Comparing “Lost” and “Alcatraz” brings up a crucial pattern in Abrams’ career. Out of the ten major television shows he’s been involved with, he’s only been creatively involved in five. Of those five, four were major successes.
“Felicity,” his first television project, helped him burst onto the scene. He co-created the series and wrote many episodes during the first two seasons. The show lasted four seasons and won several awards.
“Alias” had a series premiere that brought in 15 million viewers and it lasted five seasons. It was entirely Abrams’ idea and he wrote several episodes until season three.
“Fringe” found a cult following and lasted five seasons.

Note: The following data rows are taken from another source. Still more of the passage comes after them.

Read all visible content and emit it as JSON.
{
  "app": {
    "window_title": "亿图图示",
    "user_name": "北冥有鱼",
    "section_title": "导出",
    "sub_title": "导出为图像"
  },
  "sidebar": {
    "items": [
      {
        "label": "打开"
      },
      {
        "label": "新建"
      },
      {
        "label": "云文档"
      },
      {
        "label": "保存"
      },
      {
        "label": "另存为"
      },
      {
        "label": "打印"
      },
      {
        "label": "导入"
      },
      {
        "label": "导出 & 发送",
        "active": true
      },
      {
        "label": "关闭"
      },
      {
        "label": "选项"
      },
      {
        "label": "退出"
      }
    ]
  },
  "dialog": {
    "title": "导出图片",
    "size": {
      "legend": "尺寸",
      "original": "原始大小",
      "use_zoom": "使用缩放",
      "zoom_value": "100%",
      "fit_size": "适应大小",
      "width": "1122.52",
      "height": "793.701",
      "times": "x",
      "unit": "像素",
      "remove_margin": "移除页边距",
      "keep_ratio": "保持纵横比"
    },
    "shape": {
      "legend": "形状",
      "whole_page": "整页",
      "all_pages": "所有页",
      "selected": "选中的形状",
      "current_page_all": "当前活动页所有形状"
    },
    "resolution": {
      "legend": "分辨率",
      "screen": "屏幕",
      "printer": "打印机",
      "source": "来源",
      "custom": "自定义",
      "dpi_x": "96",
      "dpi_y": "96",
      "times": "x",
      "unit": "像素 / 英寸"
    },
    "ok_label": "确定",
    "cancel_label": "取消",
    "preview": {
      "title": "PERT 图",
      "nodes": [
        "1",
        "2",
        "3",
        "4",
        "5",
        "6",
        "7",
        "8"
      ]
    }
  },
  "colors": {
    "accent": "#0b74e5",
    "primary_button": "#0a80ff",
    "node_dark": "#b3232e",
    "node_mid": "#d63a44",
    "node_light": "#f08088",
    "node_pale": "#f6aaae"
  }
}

Abrams was heavily involved with at least the first season, having co-created it.
The single exception to the rule is “Undercovers.” Abrams was heavily involved with the series and it barely made a dent in ratings. Still, 80 percent of the shows Abrams was creatively involved in were successes.
There are another five shows in Abrams’ career, though. Similar to “Alcatraz,” Abrams had barely any creative involvement in these shows and was simply listed as executive producer.
“What About Brian,” a show he was listed as executive producer on, managed to last two seasons, but faded away due to dismal ratings. Abrams was also executive producer on “Six Degrees,” which only lasted seven episodes.
Abrams’ two most recent television projects with him only as executive producer, “Revolution” and “Person of Interest,” are not terrible flops, but not quite the hits the world has seen him make. “Revolution” had 8.7 million viewers for its mid-season finale, but only after a slipping ratings slope all season. “Person of Interest” premiered at 13.3 viewers and is currently on its second season.
While “Revolution” and “Person of Interest” are decent successes, shows that Abrams is creatively involved in clearly do better. So why continue putting the Abrams stamp on a show and leaving it at that?
“Oftentimes, a network or a studio has a far greater degree of comfort in deciding to green light a show if they know that somebody is on board who has credentials that have been proven again and again,” said David Balkan, professor of the Practice of Cinematic Arts at the University of Southern California. “That’s why J.J. Abrams has a great deal of value when his name is attached to a product.”
Abrams’ work on “Star Wars” may or may not cut down on his involvement in television productions, but the amount of the creative input he offers a show has shown to make or break it.